Dolar kurunda 8.45’ten başlayan aşağı yönlü bir eğilim var. Ancak destek noktalarında yeni alıcıların geldiği görülüyor. Enflasyonun düşebilmesi için kurun 8’in altına inmesi gerekiyor.
Kısa vadede 8.09 seviyesi önemli. Bu seviyenin altındaki hareket korunabilirse kademeli olarak 7.78’e doğru düşüş sürebilir. 8.09’un üzerinde 8.20 ve 8.48 ilk hedef dirençler olacaktır.

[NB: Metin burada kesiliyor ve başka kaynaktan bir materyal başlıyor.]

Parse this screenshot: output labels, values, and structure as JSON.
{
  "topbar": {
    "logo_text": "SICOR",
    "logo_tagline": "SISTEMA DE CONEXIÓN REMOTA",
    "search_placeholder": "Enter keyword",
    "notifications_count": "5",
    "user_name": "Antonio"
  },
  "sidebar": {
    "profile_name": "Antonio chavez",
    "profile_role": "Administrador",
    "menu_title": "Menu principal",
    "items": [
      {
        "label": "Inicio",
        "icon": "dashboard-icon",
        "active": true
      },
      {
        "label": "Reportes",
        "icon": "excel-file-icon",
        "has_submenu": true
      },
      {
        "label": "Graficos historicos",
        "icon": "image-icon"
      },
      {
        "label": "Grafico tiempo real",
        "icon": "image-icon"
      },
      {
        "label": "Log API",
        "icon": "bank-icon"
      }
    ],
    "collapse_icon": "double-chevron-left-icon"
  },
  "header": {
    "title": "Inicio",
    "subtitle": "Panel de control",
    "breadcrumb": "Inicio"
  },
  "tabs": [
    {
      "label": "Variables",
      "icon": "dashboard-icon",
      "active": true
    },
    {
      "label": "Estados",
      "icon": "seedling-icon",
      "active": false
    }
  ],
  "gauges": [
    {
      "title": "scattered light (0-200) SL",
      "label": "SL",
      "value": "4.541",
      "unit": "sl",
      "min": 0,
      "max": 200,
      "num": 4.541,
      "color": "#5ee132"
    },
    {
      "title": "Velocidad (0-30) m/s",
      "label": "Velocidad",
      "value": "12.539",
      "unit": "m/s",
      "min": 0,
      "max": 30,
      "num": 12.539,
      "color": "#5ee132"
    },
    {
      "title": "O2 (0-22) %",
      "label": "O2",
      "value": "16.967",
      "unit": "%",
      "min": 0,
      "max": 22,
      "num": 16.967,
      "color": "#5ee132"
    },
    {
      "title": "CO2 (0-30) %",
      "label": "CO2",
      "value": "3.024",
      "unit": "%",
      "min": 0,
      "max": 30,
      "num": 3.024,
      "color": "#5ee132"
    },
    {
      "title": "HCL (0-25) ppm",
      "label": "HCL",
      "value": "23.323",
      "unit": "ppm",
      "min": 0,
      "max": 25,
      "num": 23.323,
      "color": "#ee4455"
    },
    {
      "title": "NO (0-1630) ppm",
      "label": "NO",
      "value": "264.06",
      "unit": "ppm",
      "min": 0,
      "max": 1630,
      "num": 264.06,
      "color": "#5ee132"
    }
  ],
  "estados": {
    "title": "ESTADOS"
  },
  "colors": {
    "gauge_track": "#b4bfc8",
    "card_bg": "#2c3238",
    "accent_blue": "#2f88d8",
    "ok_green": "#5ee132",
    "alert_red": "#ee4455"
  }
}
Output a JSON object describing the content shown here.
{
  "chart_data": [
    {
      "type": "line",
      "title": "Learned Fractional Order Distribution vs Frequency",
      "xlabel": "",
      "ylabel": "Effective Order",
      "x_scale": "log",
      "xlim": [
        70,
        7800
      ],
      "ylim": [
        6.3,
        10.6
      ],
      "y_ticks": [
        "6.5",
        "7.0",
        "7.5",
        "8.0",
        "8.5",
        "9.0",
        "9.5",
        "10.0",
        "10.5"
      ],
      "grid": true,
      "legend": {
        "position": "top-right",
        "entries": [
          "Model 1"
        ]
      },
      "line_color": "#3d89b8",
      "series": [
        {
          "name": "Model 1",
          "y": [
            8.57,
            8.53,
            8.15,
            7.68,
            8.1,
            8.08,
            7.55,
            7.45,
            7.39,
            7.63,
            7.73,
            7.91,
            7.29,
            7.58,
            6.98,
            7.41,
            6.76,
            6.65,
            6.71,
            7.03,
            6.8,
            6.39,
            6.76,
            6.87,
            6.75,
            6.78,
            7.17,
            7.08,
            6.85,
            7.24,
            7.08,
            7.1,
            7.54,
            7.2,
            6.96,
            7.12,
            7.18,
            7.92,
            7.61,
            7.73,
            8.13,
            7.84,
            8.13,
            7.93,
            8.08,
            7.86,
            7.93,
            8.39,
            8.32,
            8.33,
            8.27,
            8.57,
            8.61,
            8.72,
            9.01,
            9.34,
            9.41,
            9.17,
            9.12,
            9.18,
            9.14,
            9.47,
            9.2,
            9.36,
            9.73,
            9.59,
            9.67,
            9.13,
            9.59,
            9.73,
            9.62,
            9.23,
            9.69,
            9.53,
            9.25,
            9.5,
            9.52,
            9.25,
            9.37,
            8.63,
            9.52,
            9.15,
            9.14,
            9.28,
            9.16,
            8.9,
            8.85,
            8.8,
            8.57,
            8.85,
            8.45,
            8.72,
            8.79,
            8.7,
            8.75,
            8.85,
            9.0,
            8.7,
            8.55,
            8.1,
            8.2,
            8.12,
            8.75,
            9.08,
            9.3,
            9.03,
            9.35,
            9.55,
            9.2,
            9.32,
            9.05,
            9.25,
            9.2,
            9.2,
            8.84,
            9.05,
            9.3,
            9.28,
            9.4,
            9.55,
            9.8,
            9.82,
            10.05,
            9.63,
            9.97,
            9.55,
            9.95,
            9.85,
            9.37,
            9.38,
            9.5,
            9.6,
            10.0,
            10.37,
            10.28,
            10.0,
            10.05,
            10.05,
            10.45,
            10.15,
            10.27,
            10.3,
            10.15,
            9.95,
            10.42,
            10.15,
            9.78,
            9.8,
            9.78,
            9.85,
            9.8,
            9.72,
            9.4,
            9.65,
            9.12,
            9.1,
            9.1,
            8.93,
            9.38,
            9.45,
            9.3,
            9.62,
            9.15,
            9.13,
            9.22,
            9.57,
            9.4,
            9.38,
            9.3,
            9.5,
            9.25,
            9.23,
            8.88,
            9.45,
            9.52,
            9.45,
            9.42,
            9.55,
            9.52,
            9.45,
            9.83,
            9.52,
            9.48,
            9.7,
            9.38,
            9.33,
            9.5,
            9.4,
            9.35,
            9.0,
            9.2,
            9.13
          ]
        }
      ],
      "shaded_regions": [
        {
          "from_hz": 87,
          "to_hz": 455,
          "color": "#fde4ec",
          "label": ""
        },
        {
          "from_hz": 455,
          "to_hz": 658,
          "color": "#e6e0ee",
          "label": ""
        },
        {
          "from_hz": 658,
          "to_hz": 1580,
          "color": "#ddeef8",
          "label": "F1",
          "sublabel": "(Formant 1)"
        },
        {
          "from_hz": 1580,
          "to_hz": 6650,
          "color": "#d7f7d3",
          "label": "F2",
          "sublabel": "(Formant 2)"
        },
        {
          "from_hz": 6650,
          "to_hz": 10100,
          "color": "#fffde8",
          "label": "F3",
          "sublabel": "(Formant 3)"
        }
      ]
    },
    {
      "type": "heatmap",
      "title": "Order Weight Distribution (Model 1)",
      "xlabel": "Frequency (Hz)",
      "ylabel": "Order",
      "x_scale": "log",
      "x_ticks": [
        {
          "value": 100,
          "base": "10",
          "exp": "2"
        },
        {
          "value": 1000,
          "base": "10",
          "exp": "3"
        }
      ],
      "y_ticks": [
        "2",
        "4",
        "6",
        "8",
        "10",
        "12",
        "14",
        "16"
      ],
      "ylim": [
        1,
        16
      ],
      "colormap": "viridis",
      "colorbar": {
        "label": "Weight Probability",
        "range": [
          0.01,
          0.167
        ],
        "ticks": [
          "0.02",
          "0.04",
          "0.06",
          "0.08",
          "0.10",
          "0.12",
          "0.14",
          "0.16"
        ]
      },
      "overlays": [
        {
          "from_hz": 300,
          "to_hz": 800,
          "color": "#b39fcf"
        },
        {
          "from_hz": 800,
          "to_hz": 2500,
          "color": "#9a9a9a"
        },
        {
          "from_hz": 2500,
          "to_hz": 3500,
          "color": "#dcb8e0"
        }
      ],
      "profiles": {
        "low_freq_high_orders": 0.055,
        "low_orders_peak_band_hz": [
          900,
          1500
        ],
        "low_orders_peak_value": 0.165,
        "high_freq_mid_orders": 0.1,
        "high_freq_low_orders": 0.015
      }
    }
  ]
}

Borsadaki banka hisseleri yabancı satışları ile yılbaşından bu yana yüzde 28 değer kaybetti. Bankaların borç ödeme gücünü gösteren bankometer oranları yüksek. Bankaların piyasa/defter değeri oranları ise 0.39 ile dip seviyelerde.
Borsada işlem gören bankaların borç ödeme güçleri yüksek. Bankaların borç ödeme güçlerini tespit etmek üzere geliştirilmiş pek çok modelden bir tanesi de Bankometer metodu.
Bu metot, bankaların borç ödeme gücünü değerlendirmek için IMF’nin tavsiyeleri de dikkate alınarak geliştirilmiş. Bankometer’in, minimum sayıda parametre ile doğruya en yakın sonuçlara ulaşma özelliğine sahip olduğu söylenebilir.
Metod uygulanırken kullanılan kriterler arasında sermaye aktif varlık, sermaye özvarlık, sermaye yeterlilik, takipteki kredilerin toplam kredilerdeki payı, faiz giderlerinin gelirler içerisindeki payı ve kredilerin varlıklar içerisindeki payı bulunuyor. Bankomer skoru kriterlerin ağırlıklandırılması ile oluşturuluyor. Bu parametrelerle hesaplanan bankometer skorunun 70’in üzerinde olması durumunda bankaların borç ödeme güçlerinin de yüksek olduğu sonucuna varılıyor.
Bankaların ana göstergelerinin ağırlıklandırılarak oluşturulduğu Bankometer skoruna göre sektördeki bankaların borç ödeme güçlerinin yüksek olduğunu görüyoruz.
Tarihi rakamlar
Bankaların piyasa değeri/defter değeri 0.39 seviyesinde bulunuyor. VakıfBank’ın piyasa değeri özvarlıklarının yüzde 29’una kadar düşmüş durumda. Halk Bankası’nın piyasa değeri özvarlıklarının yüzde 26’sı seviyesinde. Bankaların genellikle defter değerleri düşüktür. Ancak bu gelinen seviyeler tarihi düşük rakamlar. Bankalar mali yapıları ile bu defter değerilerini hak etmiyor.